DEV Community

FastAnchor_io
FastAnchor_io

Posted on

How to Route to 100+ AI Models with a Single API Endpoint

The Problem: API Key Fragmentation Is Real

If you're building AI applications in 2026, you know the pain: 6 different API keys, 6 different billing dashboards, 6 different SDKs. Every time a new model drops, you spend hours integrating it.

I found a solution that changed my workflow: New API — an open-source AI API gateway that routes to 100+ models through a single OpenAI-compatible endpoint.

What Is New API?

New API is an open-source (AGPLv3) gateway that sits between your application and AI model providers. Think of it as a universal translator for AI APIs.

Key Features

  • Single Endpoint: One OpenAI-compatible API routes to GPT-4o, Claude, Gemini, DeepSeek, Qwen, Llama — and any custom model
  • Zero Markup: The managed version (aipossword.cn) charges $0 on top of model pricing
  • Self-Hostable: Docker, 2 minutes. Full control.
  • Auto Failover: If a model goes down, requests auto-route to the next best option
  • Team Ready: RBAC, per-member keys, usage quotas

Quick Start (30 Seconds)

# Your existing OpenAI code — just change the base URL and model
curl https://api.aipossword.cn/v1/chat/completions \
  -H "Authorization: Bearer YOUR_KEY" \
  -H "Content-Type: application/json" \
  -d '{"model":"claude-sonnet-4","messages":[{"role":"user","content":"Hello"}]}'
Enter fullscreen mode Exit fullscreen mode

Switching Models: One Line of Code

This is where the magic happens. Want to compare GPT-4o vs Claude vs DeepSeek? Just change the model string:

from openai import OpenAI

client = OpenAI(
    api_key="YOUR_KEY",
    base_url="https://api.aipossword.cn/v1"
)

# Try GPT-4o
response = client.chat.completions.create(
    model="gpt-4o",
    messages=[{"role":"user","content":"Hello"}]
)

# Now try Claude — same code, different model
response = client.chat.completions.create(
    model="claude-sonnet-4-20250514",
    messages=[{"role":"user","content":"Hello"}]
)
Enter fullscreen mode Exit fullscreen mode

Real-World Use Cases

  1. Cost Optimization: Route simple queries to cheap models (Qwen at $0.10/1M tokens) and complex ones to frontier models
  2. Multi-Provider Redundancy: Set up fallback chains — if OpenAI is down, auto-switch to Claude
  3. Team Billing: One invoice, per-member usage tracking, no more expense report nightmares
  4. Local + Cloud Hybrid: Route to your local Ollama instance for dev, fall back to cloud for production

Self-Hosted vs Managed

Feature Self-Hosted Managed (aipossword.cn)
Setup Docker, 2 min Instant
Models Bring your keys Pre-configured
Billing DIY USD, Stripe
Cost Server costs Model price + $0

Why I Recommend It

I've been using New API in production for a few weeks. The auto-failover has saved me twice when providers went down. The zero-markup pricing means I'm not paying extra for convenience — I pay exactly what the model costs.

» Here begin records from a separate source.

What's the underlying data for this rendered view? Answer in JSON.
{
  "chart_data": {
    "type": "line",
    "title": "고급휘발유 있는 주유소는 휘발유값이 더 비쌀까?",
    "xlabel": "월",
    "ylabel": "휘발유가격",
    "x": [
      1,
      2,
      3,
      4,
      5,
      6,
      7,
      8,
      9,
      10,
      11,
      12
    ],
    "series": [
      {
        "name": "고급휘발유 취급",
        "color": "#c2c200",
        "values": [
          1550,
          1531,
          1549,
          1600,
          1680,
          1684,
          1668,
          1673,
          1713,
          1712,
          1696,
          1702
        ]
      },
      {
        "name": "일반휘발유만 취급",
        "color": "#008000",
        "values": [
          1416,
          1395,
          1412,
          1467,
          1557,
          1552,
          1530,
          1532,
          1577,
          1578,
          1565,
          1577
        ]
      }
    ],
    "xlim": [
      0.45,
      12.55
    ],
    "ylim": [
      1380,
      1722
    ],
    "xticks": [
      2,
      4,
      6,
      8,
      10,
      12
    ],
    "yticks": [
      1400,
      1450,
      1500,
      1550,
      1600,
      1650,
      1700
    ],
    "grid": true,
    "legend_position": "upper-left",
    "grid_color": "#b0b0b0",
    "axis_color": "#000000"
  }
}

The open-source nature (AGPLv3) gives me confidence. I can audit the code, self-host if I want, and never worry about vendor lock-in.

Get Started

One endpoint. Every model. Zero friction.

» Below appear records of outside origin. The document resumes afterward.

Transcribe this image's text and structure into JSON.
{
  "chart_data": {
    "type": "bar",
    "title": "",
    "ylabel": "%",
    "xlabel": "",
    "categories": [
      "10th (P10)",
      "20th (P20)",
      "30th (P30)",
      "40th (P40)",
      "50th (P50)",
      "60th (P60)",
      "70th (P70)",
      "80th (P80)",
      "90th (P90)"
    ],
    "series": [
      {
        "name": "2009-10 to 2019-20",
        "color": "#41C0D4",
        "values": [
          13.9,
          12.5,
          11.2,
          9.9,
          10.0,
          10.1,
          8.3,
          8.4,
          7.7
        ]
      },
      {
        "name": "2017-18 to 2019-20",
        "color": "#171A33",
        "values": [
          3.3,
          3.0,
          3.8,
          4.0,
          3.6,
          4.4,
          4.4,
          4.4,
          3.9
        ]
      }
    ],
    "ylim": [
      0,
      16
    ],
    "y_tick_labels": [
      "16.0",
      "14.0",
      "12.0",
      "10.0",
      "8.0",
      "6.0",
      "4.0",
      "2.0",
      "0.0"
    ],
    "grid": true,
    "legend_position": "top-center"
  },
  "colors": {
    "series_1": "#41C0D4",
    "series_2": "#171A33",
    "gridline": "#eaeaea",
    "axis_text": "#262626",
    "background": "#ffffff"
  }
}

Have you tried API gateways for AI models? What's your setup? Let me know in the comments!

Top comments (1)

Collapse
 
fastanchor_io profile image
FastAnchor_io

This architecture solves a massive integration headache, though it brings a set of hidden observability challenges we’ve covered in earlier threads.
Exposing 100+ heterogeneous LLMs under one unified endpoint drastically simplifies client integration, but it amplifies cost and monitoring blind spots. Without strict per-model routing tagging, baseline tracking breaks entirely — config tweaks to routing weights, fallback logic or priority tiers will silently shift monthly spend, and most dashboards won’t trigger automatic recalibration for those changes.
Another critical pain point: blast-radius alert tiering becomes far harder to enforce at scale. Every team will argue their target model workload deserves an exception to standardized severity rules, gradually eroding your entire alert framework. Also, paired versioning between meta-evaluators and individual models becomes unwieldy when managing this many variants; unaligned evaluator drift will corrupt all your unified quality signals.
Curious how you handle two core pieces:
1.Automated baseline resets whenever routing configs are updated;
2.Mandatory evidence review for teams requesting custom alert exceptions for specific models.